Seventy people gathered Feb. 1 in Walker to discuss the challenge of managing aquatic invasive species. The Minnesota Department of Natural Resources administers rules prohibiting aquatic invasive species, regulates use of waters that are infested, and enforces laws regarding transportation of aquatic invasive species. At the open house in Walker, DNR regional managers shared how DNR addresses those charges through internal operations.
For example, at the DNR shop, when equipment is brought in for service, dirt and debris is bagged and disposed of. That’s because soil disturbances carry terrestrial invasive species. At the fish hatcheries, well water is used for fish transportation and hatcheries are being equipped with filters to remove potential aquatic invasives. After a day of sampling, field crews clean equipment and boats thoroughly. Any uncleaned boats are tagged until they can be cleaned.
Managing DNR staff, land and facilities is just part of the job. The Walker AIS event acknowledged the work done by lake associations and local units of government to manage aquatic invasive species. DNR provided nearly $300,000 in grants to the counties and lake associations of northwestern Minnesota to support local efforts to inspect watercraft and to spread the message about aquatic invasive species. Hubbard County’s lake associations contributed an additional $56,000 to protect 200 lakes.
Douglas County tried to be proactive when zebra mussel veligers were found in Lake Le Homme Dieu and closed two channels on the Alexandria chain of lakes. Residents didn’t like it and the veligers didn’t care – today, 13 lakes are infested. The county has moved to a broad awareness campaign where diners at local restaurants eat off placemats explaining how to stop aquatic hitch hikers. Likewise, Becker County volunteers produced folders about aquatic invasive species and gave them to resorts and motels to educate guests.

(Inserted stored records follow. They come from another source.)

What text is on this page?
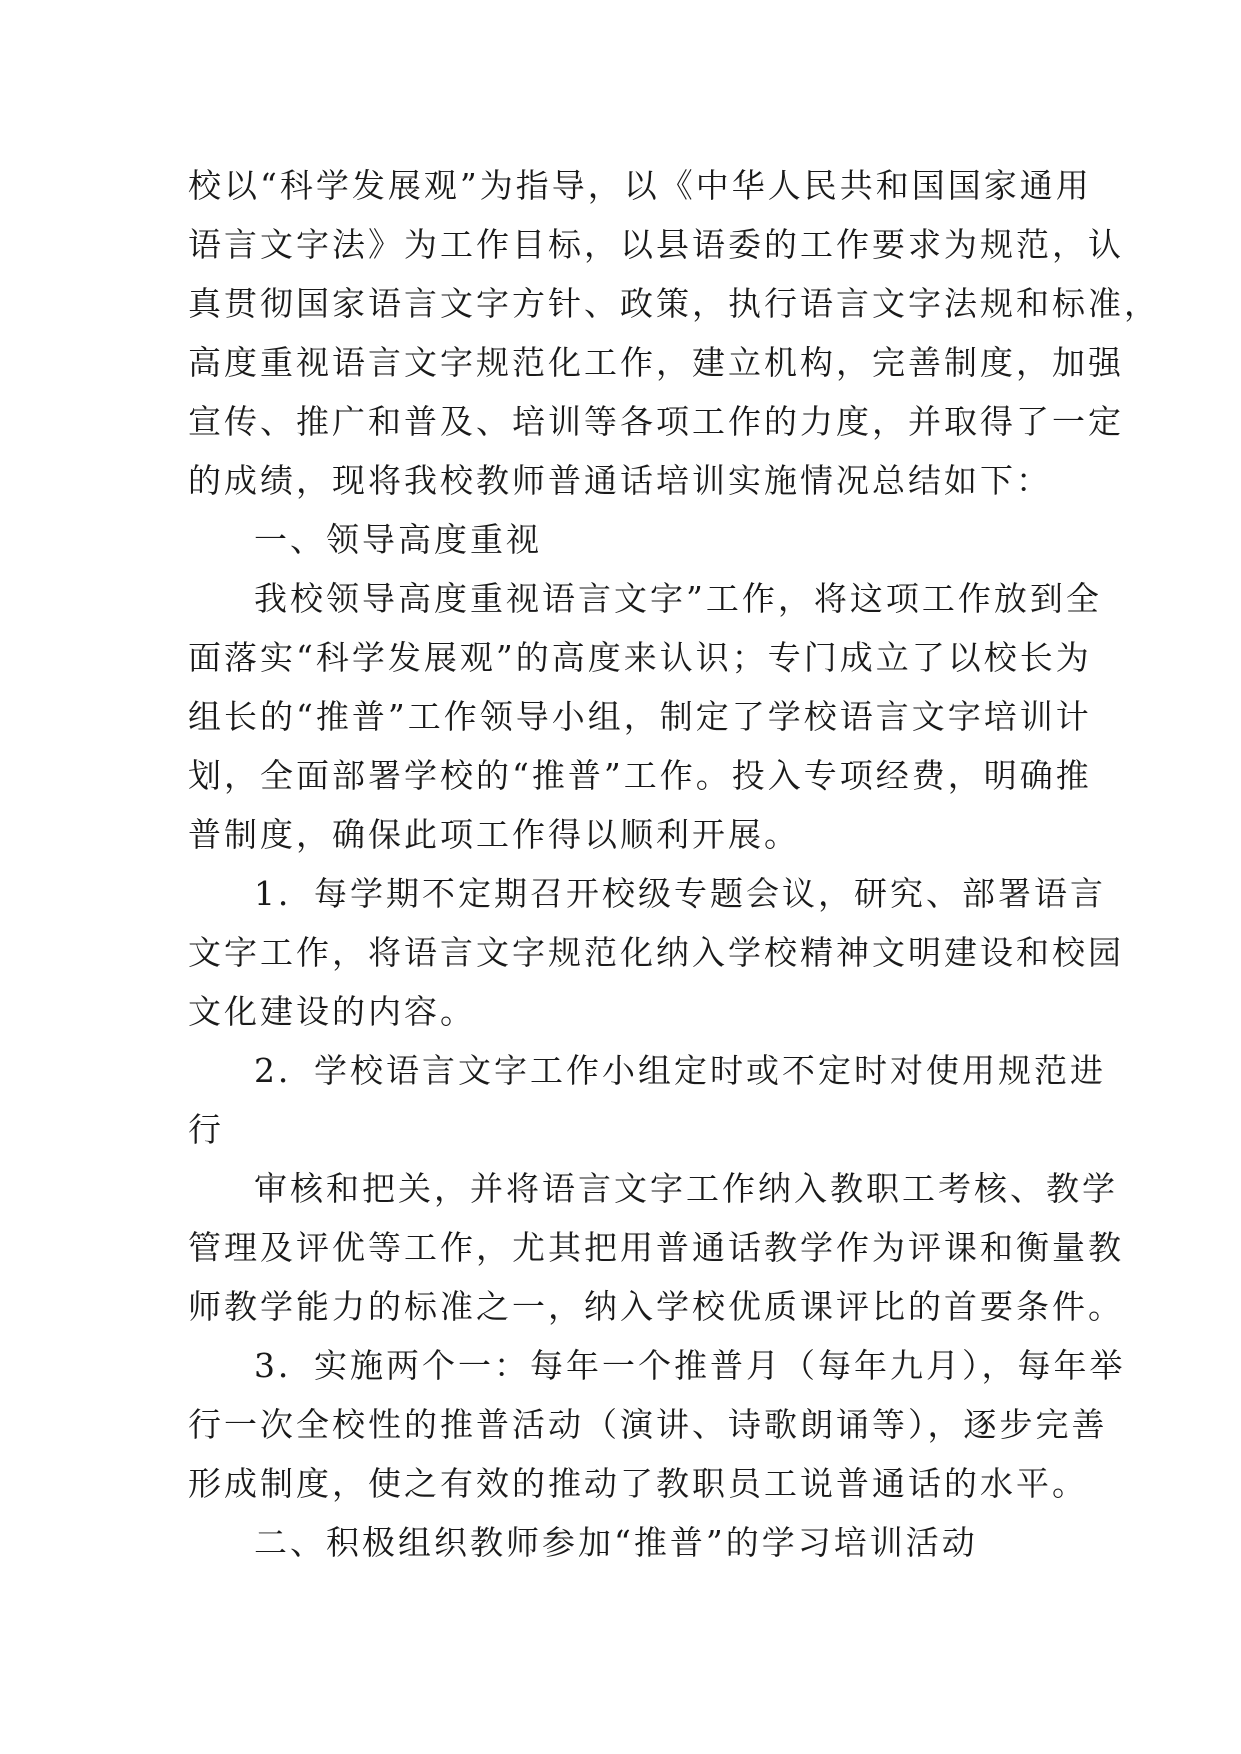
校以“科学发展观”为指导，以《中华人民共和国国家通用
语言文字法》为工作目标，以县语委的工作要求为规范，认
真贯彻国家语言文字方针、政策，执行语言文字法规和标准，
高度重视语言文字规范化工作，建立机构，完善制度，加强
宣传、推广和普及、培训等各项工作的力度，并取得了一定
的成绩，现将我校教师普通话培训实施情况总结如下：
一、领导高度重视
我校领导高度重视语言文字”工作，将这项工作放到全
面落实“科学发展观”的高度来认识；专门成立了以校长为
组长的“推普”工作领导小组，制定了学校语言文字培训计
划，全面部署学校的“推普”工作。投入专项经费，明确推
普制度，确保此项工作得以顺利开展。
1．每学期不定期召开校级专题会议，研究、部署语言
文字工作，将语言文字规范化纳入学校精神文明建设和校园
文化建设的内容。
2．学校语言文字工作小组定时或不定时对使用规范进
行
审核和把关，并将语言文字工作纳入教职工考核、教学
管理及评优等工作，尤其把用普通话教学作为评课和衡量教
师教学能力的标准之一，纳入学校优质课评比的首要条件。
3．实施两个一：每年一个推普月（每年九月），每年举
行一次全校性的推普活动（演讲、诗歌朗诵等），逐步完善
形成制度，使之有效的推动了教职员工说普通话的水平。
二、积极组织教师参加“推普”的学习培训活动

All told, the efforts of volunteers and local governments in Douglas, Becker and Hubbard counties resulted in inspection of approximately 25,000 boats. That’s small compared to the number of boat launches, but it shows how partnerships can help all of us manage the spread of aquatic invasive species.
It is daunting. It is not futile. There will be more lakes infested, but there will be containment. “DNR works to build a culture of awareness, planning and prevention,” said John Williams, DNR regional wildlife manager, in his presentation at the Walker event. Spreading the word about how aquatic invasive species travel and planning to minimize the number of pathways will help prevent their spread. The fact is, if you plan on entering a lake or stream this summer, prevention begins with your awareness and planning.